Board President Herrington subsequently viewed the video and the written statements by Guidry and the front-desk clerk. She conveyed her conclusions in an email to Lowery with the subject line: “Results of Investigation of Your UNauthorized Presence in Library.” Herrington reminded Lowery that she had been told at the July meeting that she needed to call a principal to make an appointment to go to any library. Herrington noted that district superintendent Glenn was at the school supplies event and could have given Lowery permission if she had actually gone to the cafeteria.
“Instead, you chose to violate every standard of ethics for school board members by using a very busy activity at the high school to enter the high school and misrepresent why you were there,” Herrington wrote.
“You were completely untruthful when the assistant principal confronted you and told him Dr.

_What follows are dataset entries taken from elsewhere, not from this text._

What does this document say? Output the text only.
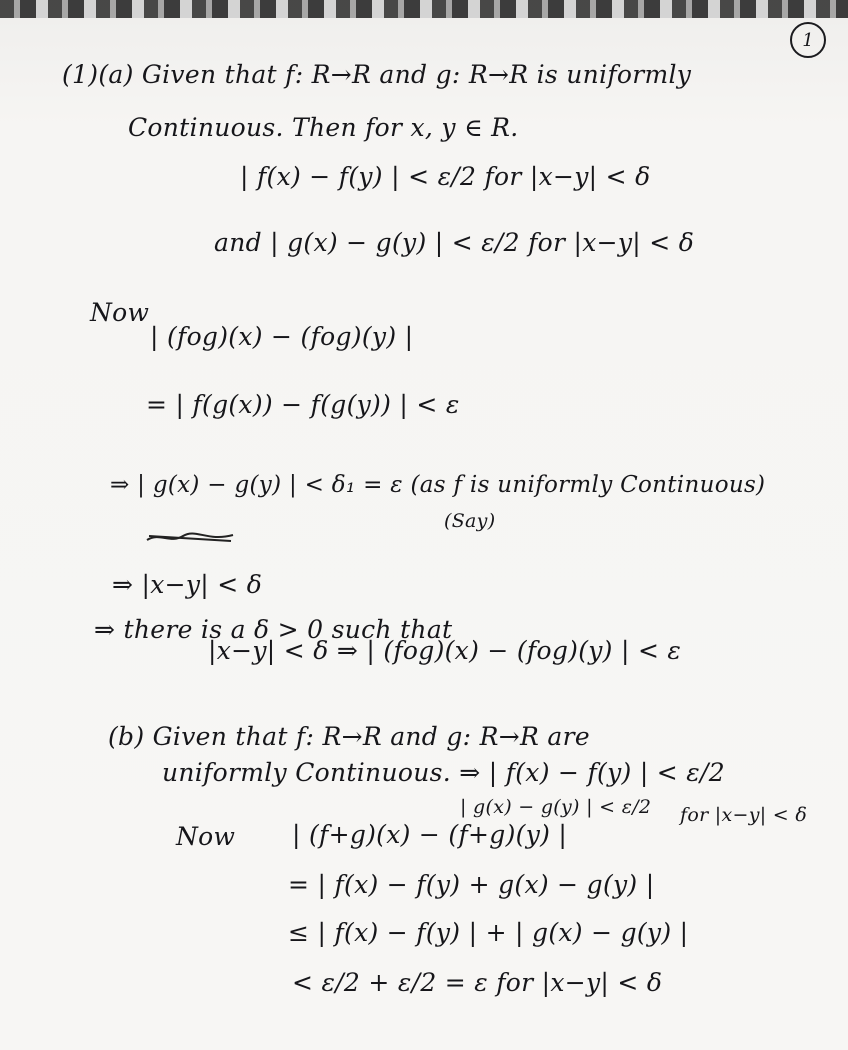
1
(1)(a) Given that f: R→R and g: R→R is uniformly
Continuous. Then for x, y ∈ R.
| f(x) − f(y) | < ε/2 for |x−y| < δ
and | g(x) − g(y) | < ε/2 for |x−y| < δ
Now
| (fog)(x) − (fog)(y) |
= | f(g(x)) − f(g(y)) | < ε
⇒ | g(x) − g(y) | < δ₁ = ε (as f is uniformly Continuous)
(Say)
⇒ |x−y| < δ
⇒ there is a δ > 0 such that
|x−y| < δ ⇒ | (fog)(x) − (fog)(y) | < ε
(b) Given that f: R→R and g: R→R are
uniformly Continuous. ⇒ | f(x) − f(y) | < ε/2
| g(x) − g(y) | < ε/2 for |x−y| < δ
Now | (f+g)(x) − (f+g)(y) |
= | f(x) − f(y) + g(x) − g(y) |
≤ | f(x) − f(y) | + | g(x) − g(y) |
< ε/2 + ε/2 = ε for |x−y| < δ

Glenn had asked you to come and look at some books,” Herrington noted.
Herrington made some observations regarding the video that added to the intrigue.
“When you left, in addition to your purse, you have a stack of papers in your hand that were not in your hand when you entered,” Herrignton wrote. “Would you care to explain that?”

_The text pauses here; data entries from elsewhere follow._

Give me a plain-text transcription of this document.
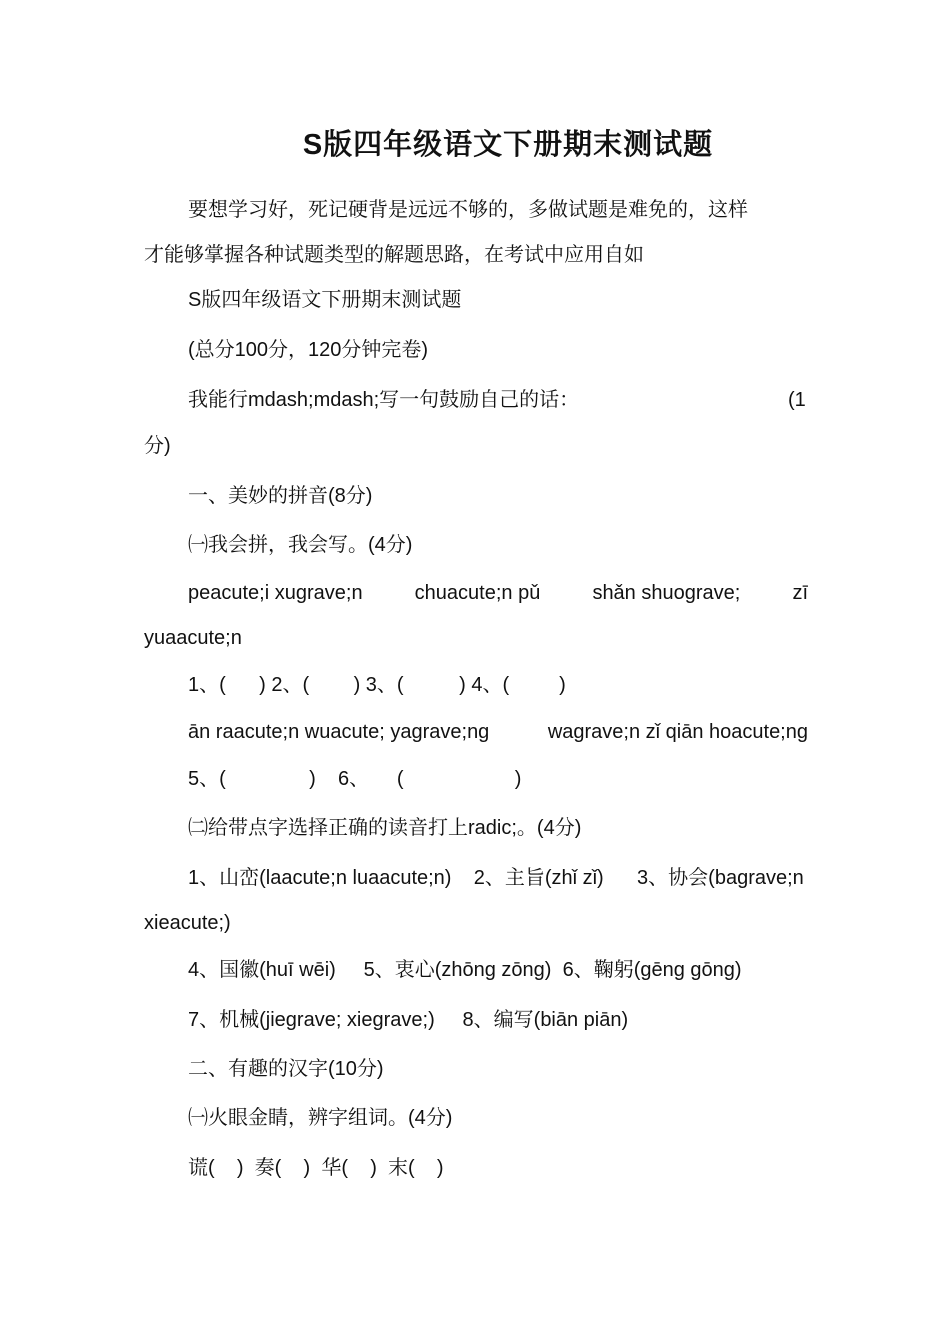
S版四年级语文下册期末测试题
要想学习好，死记硬背是远远不够的，多做试题是难免的，这样
才能够掌握各种试题类型的解题思路，在考试中应用自如
S版四年级语文下册期末测试题
(总分100分，120分钟完卷)
我能行mdash;mdash;写一句鼓励自己的话：	(1
分)
一、美妙的拼音(8分)
㈠我会拼，我会写。(4分)
peacute;i xugrave;n	chuacute;n pǔ	shǎn shuograve;	zī
yuaacute;n
1、(      ) 2、(        ) 3、(          ) 4、(         )
ān raacute;n wuacute; yagrave;ng	wagrave;n zǐ qiān hoacute;ng
5、(               )    6、     (                    )
㈡给带点字选择正确的读音打上radic;。(4分)
1、山峦(laacute;n luaacute;n)    2、主旨(zhǐ zǐ)      3、协会(bagrave;n
xieacute;)
4、国徽(huī wēi)     5、衷心(zhōng zōng)  6、鞠躬(gēng gōng)
7、机械(jiegrave; xiegrave;)     8、编写(biān piān)
二、有趣的汉字(10分)
㈠火眼金睛，辨字组词。(4分)
谎(    )  奏(    )  华(    )  末(    )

Herrington further observed, “When you were leaving the library, you hesitated before entering the hallway, looked both ways and then stepped out into the hallway.”
The board president noted that Lowery had spoken of the importance of trust and transparency at the July 13 meeting.

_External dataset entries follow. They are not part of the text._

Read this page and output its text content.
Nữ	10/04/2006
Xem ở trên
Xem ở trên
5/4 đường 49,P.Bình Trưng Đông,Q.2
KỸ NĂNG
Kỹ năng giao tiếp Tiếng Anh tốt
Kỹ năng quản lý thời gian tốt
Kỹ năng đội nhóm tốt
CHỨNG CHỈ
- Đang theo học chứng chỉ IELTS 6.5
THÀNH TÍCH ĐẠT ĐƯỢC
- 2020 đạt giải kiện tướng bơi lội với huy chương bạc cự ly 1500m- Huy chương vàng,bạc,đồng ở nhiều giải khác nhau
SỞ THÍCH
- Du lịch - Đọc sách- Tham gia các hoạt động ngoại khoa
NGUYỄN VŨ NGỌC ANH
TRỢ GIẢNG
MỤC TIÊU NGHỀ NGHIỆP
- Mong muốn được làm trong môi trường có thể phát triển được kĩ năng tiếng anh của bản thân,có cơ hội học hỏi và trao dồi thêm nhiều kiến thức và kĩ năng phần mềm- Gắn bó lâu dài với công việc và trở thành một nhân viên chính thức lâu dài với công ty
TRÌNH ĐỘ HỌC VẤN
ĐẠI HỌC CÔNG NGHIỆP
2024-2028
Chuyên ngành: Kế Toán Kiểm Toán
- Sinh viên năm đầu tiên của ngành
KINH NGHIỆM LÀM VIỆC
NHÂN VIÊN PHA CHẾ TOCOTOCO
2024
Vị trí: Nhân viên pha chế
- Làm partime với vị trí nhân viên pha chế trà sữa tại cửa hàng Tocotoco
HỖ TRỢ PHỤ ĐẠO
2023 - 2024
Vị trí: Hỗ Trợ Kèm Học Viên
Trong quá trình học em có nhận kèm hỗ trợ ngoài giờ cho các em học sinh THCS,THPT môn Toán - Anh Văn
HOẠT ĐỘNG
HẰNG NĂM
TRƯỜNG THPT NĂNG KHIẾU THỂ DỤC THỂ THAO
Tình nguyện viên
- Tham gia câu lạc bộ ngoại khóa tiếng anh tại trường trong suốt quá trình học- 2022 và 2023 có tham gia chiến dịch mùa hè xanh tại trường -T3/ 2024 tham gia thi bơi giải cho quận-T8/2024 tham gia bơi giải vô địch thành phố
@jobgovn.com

“Your behaviors in this incident had neither built any trust nor were they evidence of transparency,” she wrote. “In my 33 years as public school educator, 10 years as an adjunct professor art Tarleton (State University) supervising interns in a master’s programs for school administrators, and more than 18 years on the GISD school board, I have never seen such a blatant breach of ethics in public schools.”
The letter and video and the various reports were made public after a parent named Adrienne Quinn Martin filed an open records request. Martin is one of the tiny minority of Democrats in Granbury, a deeply conservative town of 11,000 named after confederate general Hiram Broson Granbury. She sees the reaction of Herrington and other respected conservatives to the library incident as a sign that the antics of Karen Lowery, her school-board ally Melanie Graft, and others on the extreme far right are beginning to alienate those who are simply on the far right.
“They are starting to eat their young,” Martin said. “There’s a bunch of anti-Karens. This is the first time since this whole book thing has started that I’m seeing a portion of the public that’s not the Democrats going against these people. People are sick of ’em because they just caused so many problems. And… they’re hurting the schools. They’re hurting the staff, and they’re beating a dead horse and people are tired of it.”
Another parent, who describes himself as a “mid-range Republican” cognizant of the need for social programs, sees an irony in Lowery’s position.
“It’s very unbecoming of somebody with the title of trustee to go rogue and lie to get what she wants,” he said.
The parent, who asked not to be named, agreed with Martin that people have begun to weary of Lowery.
“Then there’s a small group of people who are trying to defend her,” he said. “They have not stopped talking about quote unquote pornography or smut in the library, and they just don’t wanna let it go.”
Lowery’s unexplained behavior is sure to be a major topic at the next school board meeting on Aug. 21.
“I’m suspecting it’s gonna be wild,” Martin said.